The United Nations Security Council has imposed sanctions on six South Sudan commanders for perpetuating the conflict in the African country.
Three government military generals and three rebel commanders are now subject to a global travel ban and asset freeze.
U.S. Ambassador to the U.N. Samantha Power said the sanctions demonstrate that "those who commit atrocities and undermine peace will face consequences." She said the U.S. and other Security Council members demand both the government and rebels cease offensive military action and commit to negotiating a peace deal.
Fighting in South Sudan erupted in December 2013 between forces loyal to President Salva Kiir and those loyal to former Vice President Reik Machar.

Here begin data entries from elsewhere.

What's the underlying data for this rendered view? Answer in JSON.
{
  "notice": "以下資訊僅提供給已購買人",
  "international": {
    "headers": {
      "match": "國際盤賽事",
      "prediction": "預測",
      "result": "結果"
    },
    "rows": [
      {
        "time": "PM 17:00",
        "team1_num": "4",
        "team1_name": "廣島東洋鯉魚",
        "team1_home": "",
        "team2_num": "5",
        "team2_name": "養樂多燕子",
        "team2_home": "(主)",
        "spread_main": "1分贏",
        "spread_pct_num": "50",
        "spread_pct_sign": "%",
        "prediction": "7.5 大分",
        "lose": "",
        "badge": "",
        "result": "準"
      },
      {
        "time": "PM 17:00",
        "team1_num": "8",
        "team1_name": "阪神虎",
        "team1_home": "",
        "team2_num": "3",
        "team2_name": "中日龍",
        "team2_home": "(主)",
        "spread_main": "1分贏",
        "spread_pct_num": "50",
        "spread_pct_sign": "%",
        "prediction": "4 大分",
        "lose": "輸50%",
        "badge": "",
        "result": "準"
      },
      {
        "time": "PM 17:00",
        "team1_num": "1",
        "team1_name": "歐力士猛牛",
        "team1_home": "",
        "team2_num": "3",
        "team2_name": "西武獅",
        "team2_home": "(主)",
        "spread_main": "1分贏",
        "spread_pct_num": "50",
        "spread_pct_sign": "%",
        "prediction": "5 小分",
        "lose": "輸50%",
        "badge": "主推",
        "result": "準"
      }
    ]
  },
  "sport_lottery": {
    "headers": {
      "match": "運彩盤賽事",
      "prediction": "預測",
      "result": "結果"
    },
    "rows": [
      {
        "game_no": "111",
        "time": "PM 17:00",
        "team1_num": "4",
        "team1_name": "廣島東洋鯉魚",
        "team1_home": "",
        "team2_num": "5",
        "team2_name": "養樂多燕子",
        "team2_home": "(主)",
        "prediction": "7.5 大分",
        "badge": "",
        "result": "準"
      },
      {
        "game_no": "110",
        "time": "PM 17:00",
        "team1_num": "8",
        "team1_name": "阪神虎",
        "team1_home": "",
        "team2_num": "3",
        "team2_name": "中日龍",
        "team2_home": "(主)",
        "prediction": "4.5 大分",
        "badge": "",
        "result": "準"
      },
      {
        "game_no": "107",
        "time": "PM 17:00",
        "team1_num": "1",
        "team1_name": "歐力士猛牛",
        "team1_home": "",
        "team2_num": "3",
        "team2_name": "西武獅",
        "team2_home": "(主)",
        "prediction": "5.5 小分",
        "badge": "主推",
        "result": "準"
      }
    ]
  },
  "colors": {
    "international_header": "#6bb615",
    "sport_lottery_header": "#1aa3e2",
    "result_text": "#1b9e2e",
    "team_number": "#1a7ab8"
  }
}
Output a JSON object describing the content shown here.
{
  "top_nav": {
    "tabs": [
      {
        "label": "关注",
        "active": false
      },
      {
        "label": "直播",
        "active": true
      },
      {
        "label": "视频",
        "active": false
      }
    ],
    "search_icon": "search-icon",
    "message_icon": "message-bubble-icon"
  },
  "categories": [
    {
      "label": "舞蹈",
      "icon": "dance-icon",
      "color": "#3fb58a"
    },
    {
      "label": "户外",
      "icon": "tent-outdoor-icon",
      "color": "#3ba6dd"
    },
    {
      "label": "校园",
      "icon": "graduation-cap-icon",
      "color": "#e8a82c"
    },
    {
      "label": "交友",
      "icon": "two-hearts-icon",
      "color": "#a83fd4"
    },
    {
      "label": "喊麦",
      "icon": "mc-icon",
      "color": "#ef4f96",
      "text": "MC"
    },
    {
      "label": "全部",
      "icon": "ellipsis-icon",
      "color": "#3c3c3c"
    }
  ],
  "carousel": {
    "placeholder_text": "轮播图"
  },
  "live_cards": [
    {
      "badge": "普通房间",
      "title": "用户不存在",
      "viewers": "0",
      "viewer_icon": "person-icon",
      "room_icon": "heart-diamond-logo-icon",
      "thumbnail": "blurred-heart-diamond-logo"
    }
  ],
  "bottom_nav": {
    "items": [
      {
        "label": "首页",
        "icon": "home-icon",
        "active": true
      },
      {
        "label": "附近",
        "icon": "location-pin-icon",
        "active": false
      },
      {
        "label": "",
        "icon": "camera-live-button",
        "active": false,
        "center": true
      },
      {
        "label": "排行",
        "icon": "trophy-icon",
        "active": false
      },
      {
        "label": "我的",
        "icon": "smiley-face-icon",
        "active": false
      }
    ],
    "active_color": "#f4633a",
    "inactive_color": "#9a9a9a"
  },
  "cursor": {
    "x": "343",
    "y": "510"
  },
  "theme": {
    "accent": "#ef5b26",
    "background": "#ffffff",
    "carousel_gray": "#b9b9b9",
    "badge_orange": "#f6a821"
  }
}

The war has driven more than two million people from their homes and created a humanitarian crisis.
The three government commanders sanctioned by the U.N. are Major-General Marial Chanuong Yol Mangok, Lieutenant-General Gabriel Jok Riak and Major-General Santino Deng Wol. The three rebel commanders sanctioned are Major-General Simon Gatwech Dual, Major-General James Koang Chuol and Major-General Peter Gadet.
The U.S. imposed its own sanctions on Chanuong, Deng Wol, Chuol and Gadet last year.
Power said the U.S. is "appalled" by reports of atrocities against South Sudanese civilians, including gang rape and burning people alive in their homes.
It is unclear who is behind such crimes. But U.N. officials have said it is the government's responsibility to protect civilians.